The inbound 44 Knoxville bus was due at Penn Station Downtown at 11:09 a.m. on Friday. But when that time came, the bus was still blocks away, waiting at a traffic light on Wood Street.
A rider waiting at the station, armed with a paper schedule, would have had no way of knowing when the bus would actually arrive.
That is about to change.
The Port Authority this summer will begin rolling out technology that will allow riders to track the actual locations of buses and projected arrival times, using smartphones or any other devices with Internet access.
Similar technology is in place in several cities, and riders here have been clamoring for it. "This is probably one of the most common requests of Port Authority, and it has been for a long time," spokesman Jim Ritchie said. "We're really excited to be able to get this project underway."
The technology will be pilot-tested on the P1 East Busway-All Stops and P2 East Busway Short routes this summer. Implementation across nearly the entire bus fleet will be done in stages next year. By the end of 2014, the authority expects riders to be able to track all buses except for a few older ones, said Scott Vetere, director of service planning and evaluation.
The authority will begin testing similar technology for the Light Rail Transit system next year, but is not sure when it will be widely available to riders.
Pittsburgh will use the same technology that is already in place on the Chicago Transit Authority system. Visitors to the CTA website can select a route, direction of travel and their stop from a menu and get the projected arrival times for the next several buses, based on the vehicles' actual current locations.
They can also open a map that depicts the current locations of buses, using miniature bus icons superimposed on the street grid.
The system uses global positioning system technology. GPS units on the buses transmit their location.
Mr. Vetere on Friday watched about a dozen Port Authority buses on his office computer as they made their way up and down the Martin Luther King Jr. East Busway and through Downtown. The bus locations are updated every 30 seconds.
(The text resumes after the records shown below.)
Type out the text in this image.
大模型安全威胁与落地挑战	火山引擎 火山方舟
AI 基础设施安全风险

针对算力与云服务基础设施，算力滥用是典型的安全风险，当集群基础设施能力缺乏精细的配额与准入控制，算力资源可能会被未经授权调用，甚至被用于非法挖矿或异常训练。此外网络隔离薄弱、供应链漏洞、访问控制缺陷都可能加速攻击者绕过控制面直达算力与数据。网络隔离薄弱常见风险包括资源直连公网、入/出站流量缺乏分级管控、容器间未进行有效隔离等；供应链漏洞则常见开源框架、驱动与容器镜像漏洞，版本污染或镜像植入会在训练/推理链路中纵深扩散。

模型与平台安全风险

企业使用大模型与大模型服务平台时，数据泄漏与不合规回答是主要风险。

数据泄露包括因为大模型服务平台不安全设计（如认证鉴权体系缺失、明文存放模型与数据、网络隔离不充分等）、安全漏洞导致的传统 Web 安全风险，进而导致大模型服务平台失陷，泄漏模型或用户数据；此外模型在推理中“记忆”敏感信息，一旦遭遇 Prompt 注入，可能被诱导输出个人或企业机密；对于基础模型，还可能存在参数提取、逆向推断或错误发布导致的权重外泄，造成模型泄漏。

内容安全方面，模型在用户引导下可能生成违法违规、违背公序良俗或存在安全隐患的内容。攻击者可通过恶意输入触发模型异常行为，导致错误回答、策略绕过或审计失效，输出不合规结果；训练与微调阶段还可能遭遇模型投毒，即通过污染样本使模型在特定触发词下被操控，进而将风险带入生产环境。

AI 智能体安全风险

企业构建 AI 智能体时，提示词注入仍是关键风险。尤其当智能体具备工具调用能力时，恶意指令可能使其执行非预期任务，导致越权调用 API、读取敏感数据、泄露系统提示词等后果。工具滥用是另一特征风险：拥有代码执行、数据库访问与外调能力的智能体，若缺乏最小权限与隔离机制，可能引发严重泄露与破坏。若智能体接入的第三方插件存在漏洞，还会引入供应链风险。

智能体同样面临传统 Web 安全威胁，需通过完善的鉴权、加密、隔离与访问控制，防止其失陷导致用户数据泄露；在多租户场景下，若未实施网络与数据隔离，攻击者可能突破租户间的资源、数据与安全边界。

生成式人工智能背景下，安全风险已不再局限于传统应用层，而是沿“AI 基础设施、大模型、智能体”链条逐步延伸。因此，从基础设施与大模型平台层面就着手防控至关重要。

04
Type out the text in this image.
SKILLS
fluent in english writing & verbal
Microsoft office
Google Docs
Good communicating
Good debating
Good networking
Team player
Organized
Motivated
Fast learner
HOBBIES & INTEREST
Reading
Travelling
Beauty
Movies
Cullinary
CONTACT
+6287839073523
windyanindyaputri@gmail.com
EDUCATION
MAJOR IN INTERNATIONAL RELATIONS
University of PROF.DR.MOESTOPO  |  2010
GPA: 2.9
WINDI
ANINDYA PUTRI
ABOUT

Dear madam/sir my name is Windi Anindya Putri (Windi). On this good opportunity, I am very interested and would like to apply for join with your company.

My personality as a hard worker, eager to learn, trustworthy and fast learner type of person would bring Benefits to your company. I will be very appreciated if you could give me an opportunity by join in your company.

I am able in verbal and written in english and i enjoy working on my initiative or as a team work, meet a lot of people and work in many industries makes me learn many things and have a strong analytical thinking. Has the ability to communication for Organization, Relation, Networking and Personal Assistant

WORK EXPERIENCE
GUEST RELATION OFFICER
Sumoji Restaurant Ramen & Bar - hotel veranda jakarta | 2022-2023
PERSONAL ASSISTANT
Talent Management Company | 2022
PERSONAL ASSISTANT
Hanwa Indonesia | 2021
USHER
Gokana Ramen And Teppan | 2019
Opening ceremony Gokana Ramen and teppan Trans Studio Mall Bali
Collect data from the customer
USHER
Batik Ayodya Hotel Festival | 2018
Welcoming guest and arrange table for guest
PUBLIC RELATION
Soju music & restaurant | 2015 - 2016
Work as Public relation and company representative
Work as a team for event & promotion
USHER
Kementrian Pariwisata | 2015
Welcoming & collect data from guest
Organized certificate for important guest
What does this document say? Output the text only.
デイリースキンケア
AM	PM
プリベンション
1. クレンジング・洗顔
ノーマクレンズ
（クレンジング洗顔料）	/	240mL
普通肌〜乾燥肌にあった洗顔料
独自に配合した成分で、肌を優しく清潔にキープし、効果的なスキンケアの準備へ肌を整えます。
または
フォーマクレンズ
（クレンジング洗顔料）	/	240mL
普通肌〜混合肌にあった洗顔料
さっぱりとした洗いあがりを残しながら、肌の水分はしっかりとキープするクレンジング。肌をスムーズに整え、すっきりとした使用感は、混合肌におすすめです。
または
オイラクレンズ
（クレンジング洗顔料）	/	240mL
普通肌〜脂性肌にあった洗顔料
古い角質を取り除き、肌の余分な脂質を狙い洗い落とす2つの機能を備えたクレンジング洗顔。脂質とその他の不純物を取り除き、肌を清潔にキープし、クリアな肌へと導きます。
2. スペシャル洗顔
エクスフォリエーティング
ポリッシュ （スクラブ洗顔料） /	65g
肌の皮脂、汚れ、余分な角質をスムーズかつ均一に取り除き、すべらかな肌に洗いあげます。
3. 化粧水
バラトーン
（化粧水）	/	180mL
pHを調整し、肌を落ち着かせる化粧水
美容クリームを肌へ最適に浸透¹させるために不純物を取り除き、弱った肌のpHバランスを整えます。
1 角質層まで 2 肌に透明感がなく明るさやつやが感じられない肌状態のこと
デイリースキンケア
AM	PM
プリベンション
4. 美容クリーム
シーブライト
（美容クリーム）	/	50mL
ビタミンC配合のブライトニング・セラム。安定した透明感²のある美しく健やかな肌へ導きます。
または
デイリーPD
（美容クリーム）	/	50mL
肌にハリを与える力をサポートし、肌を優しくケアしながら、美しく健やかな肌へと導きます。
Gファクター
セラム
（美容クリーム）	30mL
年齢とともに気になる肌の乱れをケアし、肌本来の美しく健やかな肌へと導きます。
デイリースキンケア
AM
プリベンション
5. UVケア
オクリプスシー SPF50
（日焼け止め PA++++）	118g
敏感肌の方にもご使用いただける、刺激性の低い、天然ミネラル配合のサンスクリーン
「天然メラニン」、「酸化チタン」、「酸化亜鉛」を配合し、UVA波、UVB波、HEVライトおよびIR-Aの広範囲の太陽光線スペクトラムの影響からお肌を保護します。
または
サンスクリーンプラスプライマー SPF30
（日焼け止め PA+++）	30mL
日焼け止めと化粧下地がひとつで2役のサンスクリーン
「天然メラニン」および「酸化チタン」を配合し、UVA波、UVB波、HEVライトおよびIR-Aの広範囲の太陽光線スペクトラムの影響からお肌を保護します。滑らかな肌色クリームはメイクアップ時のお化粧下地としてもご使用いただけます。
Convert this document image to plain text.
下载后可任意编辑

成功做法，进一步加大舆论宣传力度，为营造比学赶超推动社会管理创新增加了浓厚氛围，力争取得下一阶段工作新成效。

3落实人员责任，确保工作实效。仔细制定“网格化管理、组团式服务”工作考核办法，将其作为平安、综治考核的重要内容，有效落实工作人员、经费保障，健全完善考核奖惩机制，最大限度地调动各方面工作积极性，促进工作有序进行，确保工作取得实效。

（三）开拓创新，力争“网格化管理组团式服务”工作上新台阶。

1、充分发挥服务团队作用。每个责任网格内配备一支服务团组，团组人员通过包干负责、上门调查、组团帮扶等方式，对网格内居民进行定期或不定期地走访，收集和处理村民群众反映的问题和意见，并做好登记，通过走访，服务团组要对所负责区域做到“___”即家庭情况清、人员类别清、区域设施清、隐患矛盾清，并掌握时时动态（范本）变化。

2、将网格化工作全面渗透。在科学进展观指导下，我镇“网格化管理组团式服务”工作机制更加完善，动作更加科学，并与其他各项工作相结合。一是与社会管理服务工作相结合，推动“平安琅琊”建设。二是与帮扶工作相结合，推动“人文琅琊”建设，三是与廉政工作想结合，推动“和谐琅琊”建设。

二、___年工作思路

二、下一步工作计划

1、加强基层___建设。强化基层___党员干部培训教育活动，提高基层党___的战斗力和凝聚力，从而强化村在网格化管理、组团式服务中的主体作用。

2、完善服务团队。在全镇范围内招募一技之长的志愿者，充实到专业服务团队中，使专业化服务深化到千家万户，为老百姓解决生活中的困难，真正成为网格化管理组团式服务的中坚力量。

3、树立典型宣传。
The arrival information is accurate to within a minute about 95 percent of the time, he said.
Eventually, high-level platform stations on the rail lines and heavily used bus stops and stations will have digital displays showing when the next trains or buses are due. And when the system is fully implemented, riders will be able to get arrival information via text message, Mr. Vetere said.
Chicago began testing its system in 2006 and fully implemented it for buses by 2009 and rail lines in 2011. "It has been extremely popular among our customers and it has won awards for innovation," spokeswoman Catherine Hosinski said.
For years, Port Authority customers who asked about real-time arrival information were told that the agency could not afford the technology. But the proposed capital budget for the coming fiscal year allocates $3.5 million for real-time bus tracking and nearly $5 million for the rail system.
Allegheny County Executive Rich Fitzgerald, who took office last year, made it a top priority, as part of an overall push to revitalize what he called "the same old ossified Port Authority."
He said while serving on county council, he heard often, especially from young people, that they couldn't understand why real-time information wasn't available.
"They get everything off their smartphones and would ask why they couldn't get this," he said.
"We have a younger and highly technological society moving into the Pittsburgh region. When they talk about their priorities, transit is near the top of the list," Mr. Fitzgerald said.
"We have got to make it better and more customer-friendly. Real-time information is a critical piece of that."